Full Judgment
3. The appellant's claim for refund was initially rejected under order in original dated 26.6.92 on the ground that the clearances were made as per approved price lists. The above order was set aside in appeal at the instance of the assessee and the matter was remanded for de novo examination holding that the approval of classification list or price list cannot act as bar for demand under Section 11A or for filing a refund claim under Section 11B. After the remand the original authority passed order dated 11.5.95 rejecting the claim for refund holding that the assessee had not satisfied the provisions contained under Section 11D. The appellant contended before us that the question of unjust enrichment would not be applicable in the present case and therefore, there was no justification in rejecting the claim on the basis of Section 11B. We find no merit in this contention. The appellant's claim for refund is on the basis of claim for abatement of duty on equalized freight/delivery charges.

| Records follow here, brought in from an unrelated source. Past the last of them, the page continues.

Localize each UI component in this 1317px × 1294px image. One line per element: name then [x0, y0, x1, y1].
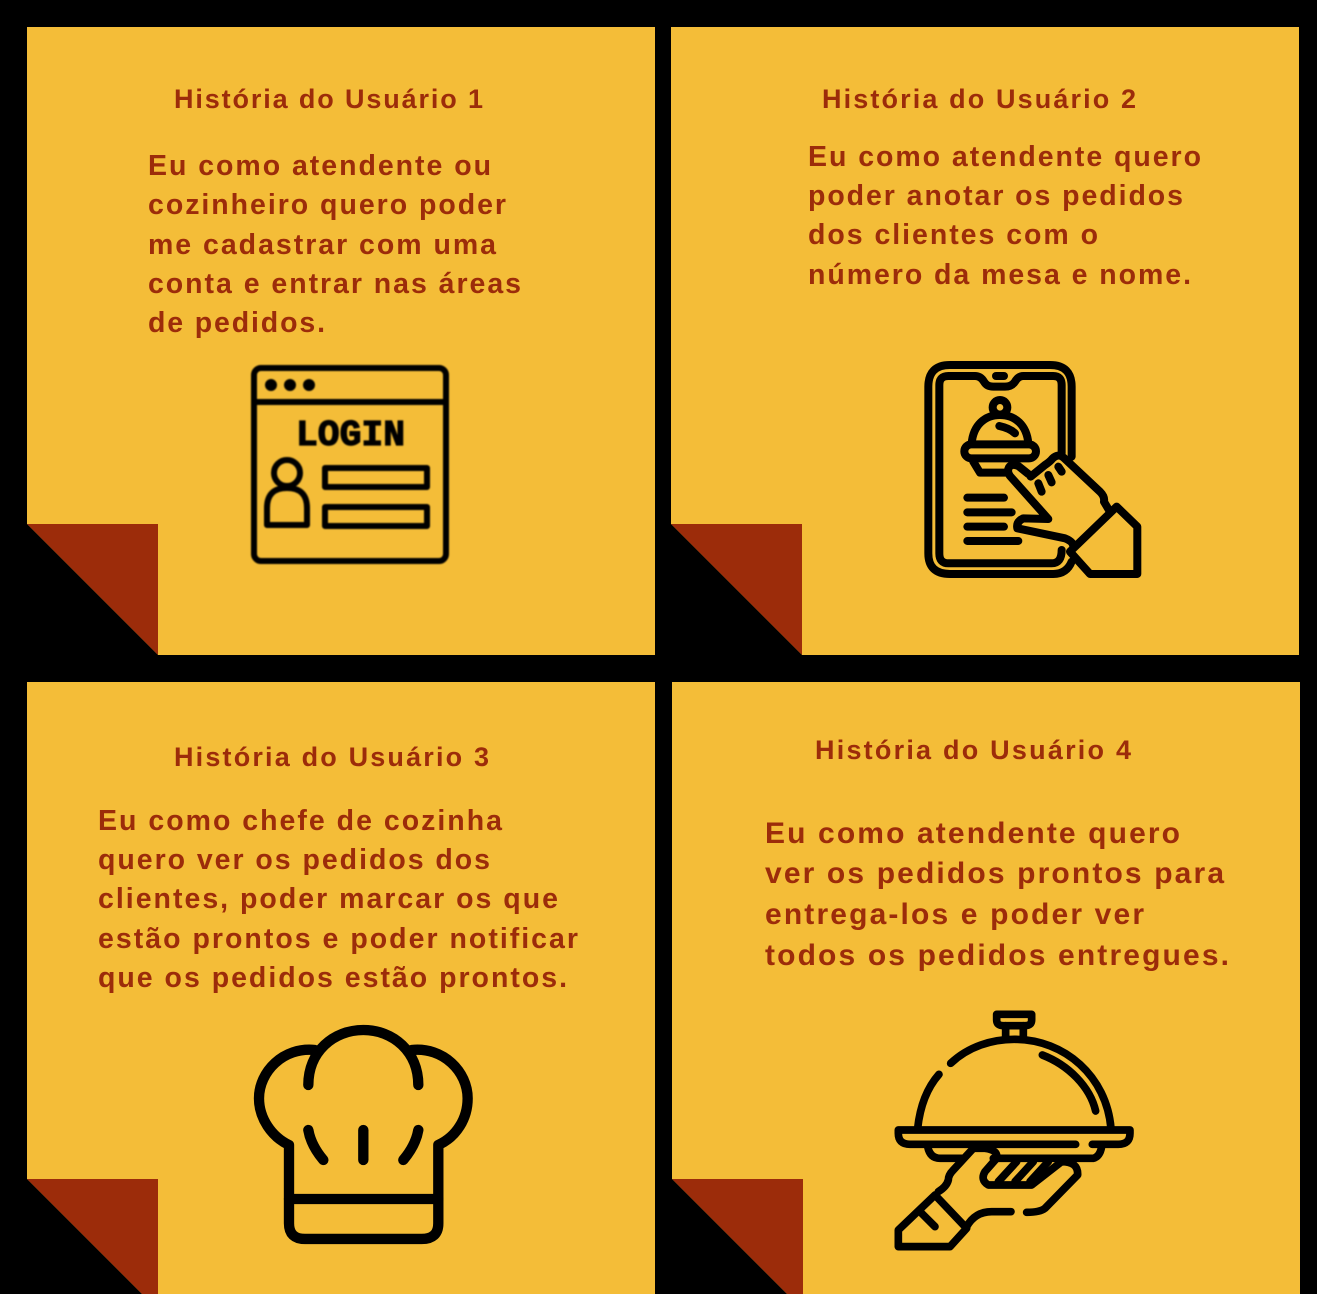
story text 2: poder anotar os pedidos [808, 180, 1183, 212]
panel: user story 1 [27, 27, 655, 655]
folded corner 3 [27, 1179, 158, 1294]
story text 3 [98, 805, 578, 994]
folded corner 4 [672, 1179, 803, 1294]
story text 2: número da mesa e nome. [808, 259, 1191, 291]
icon: chef hat [259, 1030, 468, 1239]
story text 4: ver os pedidos prontos para [765, 857, 1224, 890]
story text 1: cozinheiro quero poder [148, 189, 506, 221]
heading 3: História do Usuário 3 [174, 742, 489, 772]
story text 3: Eu como chefe de cozinha [98, 805, 503, 837]
story text 4: entrega-los e poder ver [765, 898, 1144, 931]
icon: login window: LOGIN [296, 415, 405, 456]
story text 4 [765, 817, 1229, 972]
icon: tablet with cloche and pointing hand [928, 365, 1137, 574]
panel: user story 3 [27, 682, 655, 1294]
panel: user story 4 [672, 682, 1300, 1294]
story text 1: conta e entrar nas áreas [148, 268, 521, 300]
panel: user story 2 [671, 27, 1299, 655]
story text 1 [148, 150, 521, 339]
story text 2: Eu como atendente quero [808, 141, 1201, 173]
story text 3: que os pedidos estão prontos. [98, 962, 567, 994]
story text 4: Eu como atendente quero [765, 817, 1180, 850]
heading 1: História do Usuário 1 [174, 84, 483, 114]
story text 2 [808, 141, 1201, 291]
heading 4: História do Usuário 4 [815, 735, 1131, 765]
story text 3: quero ver os pedidos dos [98, 844, 490, 876]
story text 1: de pedidos. [148, 307, 325, 339]
heading 2: História do Usuário 2 [822, 84, 1136, 114]
icon: login window [254, 368, 446, 561]
story text 1: me cadastrar com uma [148, 229, 497, 261]
story text 4: todos os pedidos entregues. [765, 939, 1229, 972]
folded corner 1 [27, 524, 158, 655]
folded corner 2 [671, 524, 802, 655]
story text 1: Eu como atendente ou [148, 150, 491, 182]
icon: hand holding cloche [898, 1014, 1130, 1247]
story text 3: clientes, poder marcar os que [98, 883, 558, 915]
story text 2: dos clientes com o [808, 219, 1098, 251]
story text 3: estão prontos e poder notificar [98, 923, 578, 955]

Going by the provisions contained under Section 11B the application for refund should be accompanied by such documentary or other evidence including the documents referred in Section 12A to establish that the amount of duty of excise in relation to which such refund was claimed was collected from or paid by him and the incidence of such duty had not been passed on by him to any other person. No such evidence has been adduced by the assessee in this case.
It has not discharged its burden to show that the excess duty paid has not been passed on to the customers. In the light of the above, the impugned order is only to be upheld. The appeal stands dismissed.